Procedural interventions
- Vertebroplasty: Injection of bone cement into a fractured vertebra to stabilize pain‑ful fractures.
- Kyphoplasty: Similar to vertebroplasty but uses a balloon to restore vertebral height before cement injection.
- Both procedures are considered when pain is severe, refractory to medication, and imaging confirms an acute fracture.
Lifestyle & non‑pharmacologic measures
- Weight‑bearing and resistance exercises (e.g., walking, tai chi, light weight training) at least 150 minutes/week.
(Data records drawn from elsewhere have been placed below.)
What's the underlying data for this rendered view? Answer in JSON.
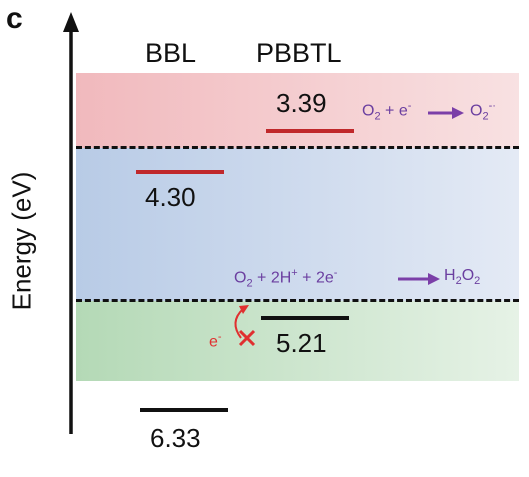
{
  "panel_letter": "c",
  "y_axis_label": "Energy (eV)",
  "columns": {
    "left": "BBL",
    "right": "PBBTL"
  },
  "levels": {
    "pbbtl_lumo": "3.39",
    "bbl_lumo": "4.30",
    "pbbtl_homo": "5.21",
    "bbl_homo": "6.33"
  },
  "reactions": {
    "superoxide": {
      "o2": "O",
      "o2_sub": "2",
      "mid": " + e",
      "mid_sup": "-",
      "product": "O",
      "product_sub": "2",
      "product_sup": "-·"
    },
    "peroxide": {
      "o2": "O",
      "o2_sub": "2",
      "mid": " + 2H",
      "mid_sup": "+",
      "mid2": " + 2e",
      "mid2_sup": "-",
      "product": "H",
      "product_sub1": "2",
      "product2": "O",
      "product_sub2": "2"
    }
  },
  "blocked_electron": {
    "e": "e",
    "sup": "-"
  },
  "colors": {
    "lumo_line": "#c0282b",
    "homo_line": "#111111",
    "reaction_text": "#6b3fa0",
    "reaction_arrow": "#7b3fa8",
    "blocked": "#e03030"
  }
}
- Smoking cessation and limiting alcohol consumption.
- Fall‑prevention strategies: grab bars, adequate lighting, balance training, vision correction.
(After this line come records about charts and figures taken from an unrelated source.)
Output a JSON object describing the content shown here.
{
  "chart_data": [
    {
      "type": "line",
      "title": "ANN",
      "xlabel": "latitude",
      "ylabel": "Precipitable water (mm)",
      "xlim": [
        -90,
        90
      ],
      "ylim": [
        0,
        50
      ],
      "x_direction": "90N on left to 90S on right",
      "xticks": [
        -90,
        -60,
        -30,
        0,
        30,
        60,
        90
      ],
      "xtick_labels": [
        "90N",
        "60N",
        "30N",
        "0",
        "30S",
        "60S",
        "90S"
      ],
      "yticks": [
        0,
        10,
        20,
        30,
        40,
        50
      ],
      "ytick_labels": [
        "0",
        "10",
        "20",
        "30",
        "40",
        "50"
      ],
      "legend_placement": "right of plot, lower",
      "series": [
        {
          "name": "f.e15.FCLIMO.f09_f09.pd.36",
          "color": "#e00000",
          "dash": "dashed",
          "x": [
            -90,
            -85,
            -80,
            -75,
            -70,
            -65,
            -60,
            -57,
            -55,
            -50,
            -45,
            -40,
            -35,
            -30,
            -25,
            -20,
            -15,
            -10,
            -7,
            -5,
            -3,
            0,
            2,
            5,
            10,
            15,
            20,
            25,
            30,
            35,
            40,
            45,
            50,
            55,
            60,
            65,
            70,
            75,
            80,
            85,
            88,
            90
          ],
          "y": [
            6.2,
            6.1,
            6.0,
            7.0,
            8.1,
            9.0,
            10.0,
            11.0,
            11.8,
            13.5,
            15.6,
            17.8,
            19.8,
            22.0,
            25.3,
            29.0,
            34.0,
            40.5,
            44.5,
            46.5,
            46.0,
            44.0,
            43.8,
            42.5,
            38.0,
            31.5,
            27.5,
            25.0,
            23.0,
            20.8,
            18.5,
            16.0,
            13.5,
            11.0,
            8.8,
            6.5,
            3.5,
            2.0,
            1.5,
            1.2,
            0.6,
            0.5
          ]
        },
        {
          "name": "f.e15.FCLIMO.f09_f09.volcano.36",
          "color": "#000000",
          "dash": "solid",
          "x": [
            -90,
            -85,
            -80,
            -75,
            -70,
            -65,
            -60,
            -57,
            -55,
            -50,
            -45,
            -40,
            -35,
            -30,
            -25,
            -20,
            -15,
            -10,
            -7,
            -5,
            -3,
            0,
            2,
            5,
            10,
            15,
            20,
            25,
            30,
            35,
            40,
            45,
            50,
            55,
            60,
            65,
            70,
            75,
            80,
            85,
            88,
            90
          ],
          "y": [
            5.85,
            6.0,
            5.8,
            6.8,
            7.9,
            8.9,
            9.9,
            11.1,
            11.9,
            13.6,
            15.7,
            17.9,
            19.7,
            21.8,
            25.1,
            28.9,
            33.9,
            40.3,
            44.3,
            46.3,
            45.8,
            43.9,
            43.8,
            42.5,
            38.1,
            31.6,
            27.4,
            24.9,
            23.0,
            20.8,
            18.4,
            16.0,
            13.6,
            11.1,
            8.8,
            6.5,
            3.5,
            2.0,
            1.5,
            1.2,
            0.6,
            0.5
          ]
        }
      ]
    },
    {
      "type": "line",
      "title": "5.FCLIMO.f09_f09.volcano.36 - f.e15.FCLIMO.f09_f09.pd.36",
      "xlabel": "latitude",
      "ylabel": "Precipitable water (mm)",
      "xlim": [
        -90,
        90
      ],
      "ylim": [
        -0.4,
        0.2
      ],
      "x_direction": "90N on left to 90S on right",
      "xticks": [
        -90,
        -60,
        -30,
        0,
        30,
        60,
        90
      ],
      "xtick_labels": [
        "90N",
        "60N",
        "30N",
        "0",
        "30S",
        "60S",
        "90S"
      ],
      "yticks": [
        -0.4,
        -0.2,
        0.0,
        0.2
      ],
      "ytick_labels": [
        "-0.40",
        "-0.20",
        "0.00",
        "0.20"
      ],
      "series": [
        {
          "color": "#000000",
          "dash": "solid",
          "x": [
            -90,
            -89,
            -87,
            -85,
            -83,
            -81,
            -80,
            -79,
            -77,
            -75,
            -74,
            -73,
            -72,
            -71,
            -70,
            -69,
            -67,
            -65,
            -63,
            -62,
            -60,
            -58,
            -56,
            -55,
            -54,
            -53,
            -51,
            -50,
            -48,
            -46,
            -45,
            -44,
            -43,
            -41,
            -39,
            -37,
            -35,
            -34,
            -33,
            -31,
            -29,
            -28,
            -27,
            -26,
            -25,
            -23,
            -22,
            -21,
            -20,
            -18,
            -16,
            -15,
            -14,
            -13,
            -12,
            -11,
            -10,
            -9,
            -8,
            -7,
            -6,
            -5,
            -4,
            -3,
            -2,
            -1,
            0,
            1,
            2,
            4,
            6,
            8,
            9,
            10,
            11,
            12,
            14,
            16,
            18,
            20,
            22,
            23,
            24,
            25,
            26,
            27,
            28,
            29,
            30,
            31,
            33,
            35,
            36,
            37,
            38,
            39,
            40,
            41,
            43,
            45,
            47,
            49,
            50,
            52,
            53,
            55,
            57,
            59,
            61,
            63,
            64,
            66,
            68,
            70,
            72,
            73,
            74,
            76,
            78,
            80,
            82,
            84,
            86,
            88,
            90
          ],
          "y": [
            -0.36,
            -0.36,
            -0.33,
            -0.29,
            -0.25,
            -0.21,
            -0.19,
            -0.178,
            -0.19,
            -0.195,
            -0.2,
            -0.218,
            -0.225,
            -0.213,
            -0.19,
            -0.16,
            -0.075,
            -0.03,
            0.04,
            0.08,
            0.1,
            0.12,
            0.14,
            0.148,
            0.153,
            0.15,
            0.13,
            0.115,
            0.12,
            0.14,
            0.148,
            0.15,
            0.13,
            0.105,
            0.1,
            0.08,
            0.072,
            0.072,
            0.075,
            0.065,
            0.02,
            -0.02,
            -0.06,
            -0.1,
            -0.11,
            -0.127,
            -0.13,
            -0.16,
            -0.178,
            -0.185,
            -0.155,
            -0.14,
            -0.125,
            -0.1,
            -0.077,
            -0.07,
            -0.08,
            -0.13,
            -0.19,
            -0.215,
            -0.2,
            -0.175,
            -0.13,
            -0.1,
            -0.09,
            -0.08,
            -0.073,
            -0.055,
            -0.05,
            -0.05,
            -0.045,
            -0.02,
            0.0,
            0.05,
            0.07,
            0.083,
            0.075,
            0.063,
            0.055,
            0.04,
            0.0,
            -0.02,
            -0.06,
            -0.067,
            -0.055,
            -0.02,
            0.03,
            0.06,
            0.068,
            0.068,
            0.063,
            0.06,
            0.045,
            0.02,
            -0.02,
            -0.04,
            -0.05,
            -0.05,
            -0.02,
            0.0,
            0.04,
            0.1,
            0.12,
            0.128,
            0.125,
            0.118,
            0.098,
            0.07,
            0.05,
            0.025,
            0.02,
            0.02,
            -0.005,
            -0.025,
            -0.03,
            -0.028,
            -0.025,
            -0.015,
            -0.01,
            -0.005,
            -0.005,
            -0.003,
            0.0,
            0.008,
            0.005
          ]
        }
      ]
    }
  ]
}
- Nutrition rich in calcium (dairy, leafy greens, fortified foods) and vitamin D (fatty fish, fortified milk, sunlight).
Living with Vertebral Osteoporosis
Adapting daily life can improve quality of life and lower fracture risk.
- Posture awareness: Use lumbar support, avoid prolonged slouching, and practice “wall‑slide” exercises.
- Gentle core strengthening: Pilates and water‑based workouts protect the spine without excessive loading.
- Assistive devices: Cane or walker for balance; consider a supportive mattress to reduce nighttime back pain.
- Medication adherence: Set reminders, use pillboxes, and discuss any side effects with your provider promptly.
- Regular monitoring: Repeat DXA every 1–2 years, or sooner if you start a new high‑risk medication.
- Psychosocial support: Join osteoporosis support groups; chronic pain can affect mood, and counseling can be beneficial.
Prevention
Many preventive steps can be started in early adulthood:
- Optimize bone‑building nutrition: 1,200 mg calcium and 800–1,000 IU vitamin D daily.
- Engage in regular weight‑bearing activity: At least 30 minutes of brisk walking or jogging most days.
- Avoid smoking and excess alcohol.
- Screen high‑risk individuals: Women ≥ 65 years and men ≥ 70 years should have a DXA scan; earlier screening for those with risk factors.
- Review medications: Discuss with your doctor the bone‑safety profile of long‑term steroids or other drugs.
- Maintain a healthy weight: BMI 20–25 kg/m² provides sufficient mechanical loading for bone.
Complications
If left untreated, vertebral osteoporosis can lead to serious sequelae:
- Recurrent fractures: Each vertebral fracture increases risk of subsequent fractures by 2–3 times.
- Progressive kyphosis: Can cause chronic pain, reduced pulmonary capacity, and decreased abdominal organ function.
- Reduced mobility & independence: Falls, pain, and deformity limit daily activities.
- Psychological impact: Depression, anxiety, and social isolation are common.
- Increased mortality: Hip fractures linked to osteoporosis carry a 20 % excess 1‑year mortality; severe spinal fractures also contribute to higher morbidity 8.
When to Seek Emergency Care
- Sudden, severe back or neck pain after a fall or even a minor movement.
- New weakness, numbness, or tingling in the arms or legs.
- Loss of bladder or bowel control.
- Signs of a spinal cord injury – inability to stand or walk, loss of coordination.
References
- NIH Osteoporosis and Related Bone Diseases National Resource Center. Osteoporosis Overview. 2022.
- Mayo Clinic. Osteoporosis risk factors. Updated 2023.
- U.S. Centers for Disease Control and Prevention. Adult Osteoporosis Facts. 2021.
- World Health Organization. Assessment of fracture risk worldwide. 2020.
- International Society for Clinical Densitometry. DXA guidelines. 2023.
- Bone Health and Osteoporosis Foundation. Bisphosphonate efficacy meta‑analysis. J Bone Miner Res. 2021;36(5):901‑912.
- Cleveland Clinic. Calcium and Vitamin D Recommendations. 2022.
- British Medical Journal. Mortality after osteoporotic fractures. BMJ 2020;371:m4522.